5. For each skill listed in any posting, report the skill and the number of resumes that list that skill at level 1,
at level 2, and so on.
Tips: By now, you should be able to break this down. Here are some specific bits of XQuery that may be
helpful:
• If an expression returns a sequence that includes duplicates, you can remove them by putting the expression inside a call to function distinct-values.
• Remember that you can nest expressions arbitrarily. For example, a return can include a whole FLWOR
expression
• XQuery has a counted loop. Example: for $i in 1 to 100
Store each query in a separate file, and call these q1.xq through q5.xq.
Here are a few general XQuery reminders:
• Remember all the kinds of expression: path expressions, FLWOR expressions, if expressions, some expressions, every expressions, and expressions formed with the set operators union, intersect, and except.
• XQuery is an expression language. Each query is an expression, and we can nest expressions arbitrarily.
What to hand in for Part 2
Hand in your query files: q1.xq through q5.xq.
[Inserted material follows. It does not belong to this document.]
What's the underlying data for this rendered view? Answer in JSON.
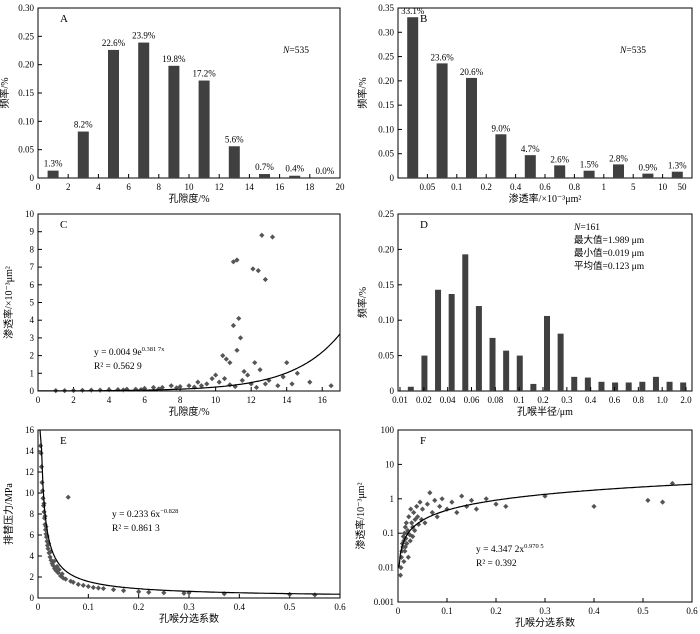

You may work at home, but you must make sure that your code
runs on the cdf machines.
4
Part 3: Functional Dependencies, Decompositions, and Normal Forms
1. Consider a relation schema R with attributes ABCDEF GHIJK with functional dependencies S.
S = { I → DGF, H → CEA, BI → J, B → H, CI → K }
(a) State which of the given FDs violate BCNF.
(b) Employ the BCNF decomposition algorithm to obtain a lossless and redundancy-preventing decomposition of relation R into a collection of relations that are in BCNF. Make sure it is clear which relations
are in the final decomposition, and don’t forget to project the dependencies onto each relation in that
final decomposition. Because there are choice points in the algorithm, there may be more than one
correct answer. List the final relations in alphabetical order (order the attributes alphabetically within
a relation, and order the relations alphabetically).
2. Consider a relation P with attributes ABCDEF GH and functional dependencies T.
T = { ACDE → B, BF → AD, B → CF, CD → AF, ABF → CDH }
(a) Compute a minimal basis for T. In your final answer, put the FDs into alphabetical order. Within a
single FD, this means stating an FD as XY → A, not as Y X → A. Also, list the FDs in alphabetical
order ascending according to the left-hand side, then by the right-hand side. This means, W X → A
comes before W XZ → A which comes before W XZ → B.
(b) Using your minimal basis from the last subquestion, compute all keys for P.
(c) Employ the 3NF synthesis algorithm to obtain a lossless and dependency-preserving decomposition of
relation P into a collection of relations that are in 3NF. Do not “over normalize”, this means that you
should combine all FDs with the same left-hand side into a single relation. If your schema includes one
relation that is a subset of another, remove the smaller one.
(d) Does your schema allow redundancy? Explain how you know that it does or does not.
Show all of your steps so that we can give part marks where appropriate. There are no marks for simply a
correct answer. If you take any shortcuts, you must explain why they are justified.
What to hand in for Part 3
Type your answers up using LaTeX or Word. Hand in your typed answers, in a single pdf file called part3.pdf.
Final thoughts
Submission: Well before the due date, declare your team on MarkUs. It is impossible to do so during the grace
period, even if you have grace points you are going to use. Also, check that you have submitted the correct version
of your files by downloading it from MarkUs; new files will not be accepted after the due date.
Marking: The marking scheme will be approximately this: Part 1 30%, Part 2 40%, and Part 3 30%.
Some parting advice: It will be tempting to divide the assignment up with your partner. Remember that both
of you probably want to answer all questions the final exam.
5